Santa was good to automobile dealers and home goods stores, but left coal in department and apparel specialty store stockings this year, according to the most recent U.S. Department of Commerce retail sales data.
Retail sales for the last two months of 2014, the period considered the holiday season, were $33.6 billion higher than in 2013, or 3.9%, slightly below the NRF’s expected 4.1%.
Not surprisingly, gas stations saw a huge drop in sales – of $8.5 billion, to be exact, due to the plunge in gas prices and the fact that people didn’t do much extra driving as a result. Consumers did, however, elect to put their gas in new cars: Automotive retailers enjoyed a windfall of $14 billion in the two-month period, more than 40 percent of retail’s total increase.
Folks also decided to eat out more. Restaurant sales rose by more than $6.5 billion in November and December, 7 percent more than in the corresponding months of 2013.

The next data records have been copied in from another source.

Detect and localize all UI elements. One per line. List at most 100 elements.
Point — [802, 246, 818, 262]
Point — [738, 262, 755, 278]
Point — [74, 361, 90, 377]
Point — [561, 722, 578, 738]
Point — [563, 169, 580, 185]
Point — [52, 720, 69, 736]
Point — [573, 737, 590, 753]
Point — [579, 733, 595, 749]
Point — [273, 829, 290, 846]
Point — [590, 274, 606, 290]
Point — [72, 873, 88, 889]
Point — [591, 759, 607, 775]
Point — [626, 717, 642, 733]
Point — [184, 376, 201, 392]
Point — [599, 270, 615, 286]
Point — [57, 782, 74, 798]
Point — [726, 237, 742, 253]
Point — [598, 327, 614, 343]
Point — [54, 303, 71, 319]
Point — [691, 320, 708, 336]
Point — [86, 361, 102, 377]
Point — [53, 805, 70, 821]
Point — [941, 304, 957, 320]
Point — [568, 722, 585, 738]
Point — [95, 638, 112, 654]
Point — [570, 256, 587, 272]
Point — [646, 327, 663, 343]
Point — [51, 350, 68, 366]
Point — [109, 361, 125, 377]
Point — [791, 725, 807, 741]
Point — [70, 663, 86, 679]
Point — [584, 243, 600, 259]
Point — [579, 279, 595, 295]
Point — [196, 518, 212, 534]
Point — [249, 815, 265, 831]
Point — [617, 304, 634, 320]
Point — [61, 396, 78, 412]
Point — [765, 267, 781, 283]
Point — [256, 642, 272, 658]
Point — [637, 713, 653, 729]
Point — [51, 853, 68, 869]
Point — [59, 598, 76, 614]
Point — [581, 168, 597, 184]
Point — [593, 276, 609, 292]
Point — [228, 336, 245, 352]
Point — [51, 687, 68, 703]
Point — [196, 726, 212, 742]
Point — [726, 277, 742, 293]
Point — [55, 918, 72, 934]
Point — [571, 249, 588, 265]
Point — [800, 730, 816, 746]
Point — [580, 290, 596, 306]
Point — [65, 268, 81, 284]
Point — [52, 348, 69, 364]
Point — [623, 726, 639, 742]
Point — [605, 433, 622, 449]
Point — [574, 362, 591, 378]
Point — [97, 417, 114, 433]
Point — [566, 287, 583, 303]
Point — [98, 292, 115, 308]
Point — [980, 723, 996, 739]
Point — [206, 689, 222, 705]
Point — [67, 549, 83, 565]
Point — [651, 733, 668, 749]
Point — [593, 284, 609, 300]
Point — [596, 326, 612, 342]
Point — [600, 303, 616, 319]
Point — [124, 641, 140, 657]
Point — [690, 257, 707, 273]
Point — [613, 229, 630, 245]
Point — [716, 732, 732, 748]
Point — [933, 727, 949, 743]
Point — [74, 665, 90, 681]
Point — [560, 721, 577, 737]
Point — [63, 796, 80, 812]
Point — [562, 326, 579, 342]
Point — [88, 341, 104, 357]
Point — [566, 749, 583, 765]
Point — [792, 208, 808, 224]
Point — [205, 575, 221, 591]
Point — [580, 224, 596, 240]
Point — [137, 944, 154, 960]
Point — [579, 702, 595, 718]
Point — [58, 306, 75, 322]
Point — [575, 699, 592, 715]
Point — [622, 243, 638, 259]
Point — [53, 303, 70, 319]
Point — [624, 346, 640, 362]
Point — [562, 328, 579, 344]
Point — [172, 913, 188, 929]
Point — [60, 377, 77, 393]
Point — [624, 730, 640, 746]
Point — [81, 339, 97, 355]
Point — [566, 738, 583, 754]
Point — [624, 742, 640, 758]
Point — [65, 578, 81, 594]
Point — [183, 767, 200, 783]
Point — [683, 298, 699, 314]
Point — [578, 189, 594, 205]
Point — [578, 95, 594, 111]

Grocery store sales were up by $3.4 billion–not surprising given the sharply higher prices for beef, dairy and other staple products this year.
Sales in home related stores – electronics, furniture, building centers and the like – rose by a whopping $5 billion in the season. Low interest rates and the recovering job market have rebooted the housing industry, always a good thing for these retail sectors and a positive sign for the economy.
E-commerce pure-plays (i.e., Amazon) had a $5 billion increase over last year, evidence of the dramatic shift in shopping habits by American consumers. Even though gas was cheap, they took fewer trips to the mall.
Department, chain and discount stores were down slightly compared to 2013, while apparel specialty stores saw sales rise by $1.8 billion, giving the combined sector, which represents most of apparel sales, a $1.6 billion boost, pretty low relative to other discretionary categories, but consistent with what we’ve been hearing about declining foot traffic at malls.
That $1.6 billion for the combined department and specialty sector is a small number, and not great news for apparel retailers, since it means that consumers are placing lower priority on apparel than on categories like entertainment and consumer products that are easier to buy online.
The decline in brick-and-mortar sales has put a spotlight on the fact that we have too much square footage in apparel in this country, a situation that isn’t going to change in the near term. Although a growing number of retailers (Macy’s, J.C. Penney, Aeropostale, Abercrombie) are closing underperforming stores, another group (Zara, Uniqlo, Nordstrom Rack, Urban Outfitters, to name just a few) are expanding their footprint, which has caused several apparel specialty chains to finally throw in the towel and file for bankruptcy, with more expected to follow.
As we learned in Economics 101, an overabundance of supply combined with tepid demand is a recipe for sliding prices. Consumers have become addicted to promotions and sales, and addictions are tough things to kick. Seventy percent off is the new 30 percent off. We don’t think twice about dropping $4 on a cup of coffee at Starbucks or hundreds of dollars on the latest iPhone, but won’t buy a cashmere sweater until it’s been marked down from $180 to $59, because that’s what relentless discounting has trained consumers to do. Data released Friday by the Bureau of Labor Statistics underscored the seriousness of the situation: the CPI for apparel plunged by 3.2% in December, its biggest decline in over a decade.
What are the implications of these metrics for apparel retailers and brands? Those who continue to differentiate themselves solely on the basis of price will find themselves in an unforgiving downward spiral from which it is impossible to recover. The survivors and thrivers, by contrast, will be those who understand their consumers, and who take the time and expend the energy to understand them and put them first. These brands will focus on developing unique, innovative and differentiated product. They will take a page from the entertainment industry’s book and make shopping more of an irresistible experience. They will see to it that their brands have a compelling reason for being. The cost of not doing so could be prohibitive.